Ramiro II aprovechó aquel período de inactividad bélica para reorganizar su corte dotándola de cuadros administrativos y jurisdiccionales más amplios y complejos. También amplió la Curia Regia con nuevos cargos y empleos, como el camarero mayor, el capellán, el senescal, el ujier y el bufón o gracioso que entretenía a los miembros de la familia real y sus invitados con sus ocurrencias o chocarrerías.
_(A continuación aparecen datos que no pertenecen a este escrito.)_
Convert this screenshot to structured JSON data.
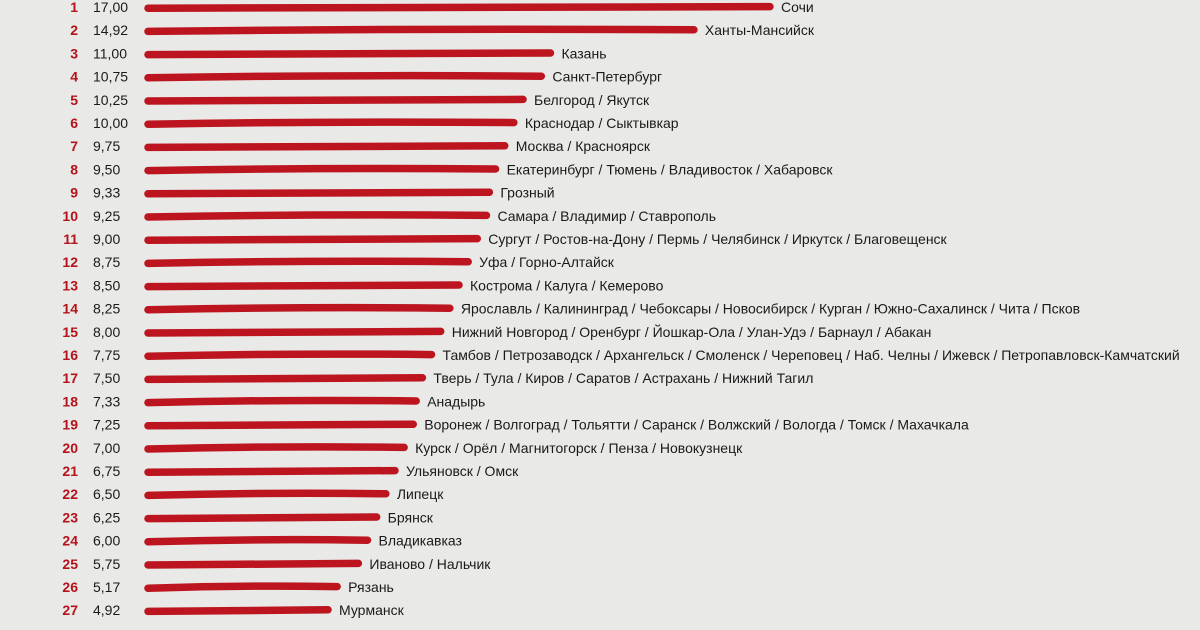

Vigiló e inspeccionó las obras de ampliación de su palacio real y la construcción aneja al mismo del monasterio de San Salvador de Palat del Rey, que más adelante regiría su hija doña Elvira como abadesa del mismo. Pero don Ramiro, al que los cristianos llamaban el Grande y los árabes El Diablo por su ferocidad y energía, no podía permanecer más tiempo bajo aquella quietud e inoperancia a las que lo había conducido la tregua acordada con el califa de Córdoba. Así, pues, a finales del 936 y principios del 937 rompe el compromiso que tenía con Abd al-Rahman III y marcha con su ejército hasta Zaragoza para apoyar al gobernador rebelde de la misma, Muhammad ibn Hashim o Aboyaia, que se sometió en todo al rey de León. Don Ramiro dejó guarniciones navarras en todas las fortalezas y castillos de Aboyaia antes de regresar a su reino. Este inesperado ataque a una parte del reino islamita irritó sobremanera al califa cordobés, que no tardó en recuperar Zaragoza con todas las plazas cedidas al rey leonés.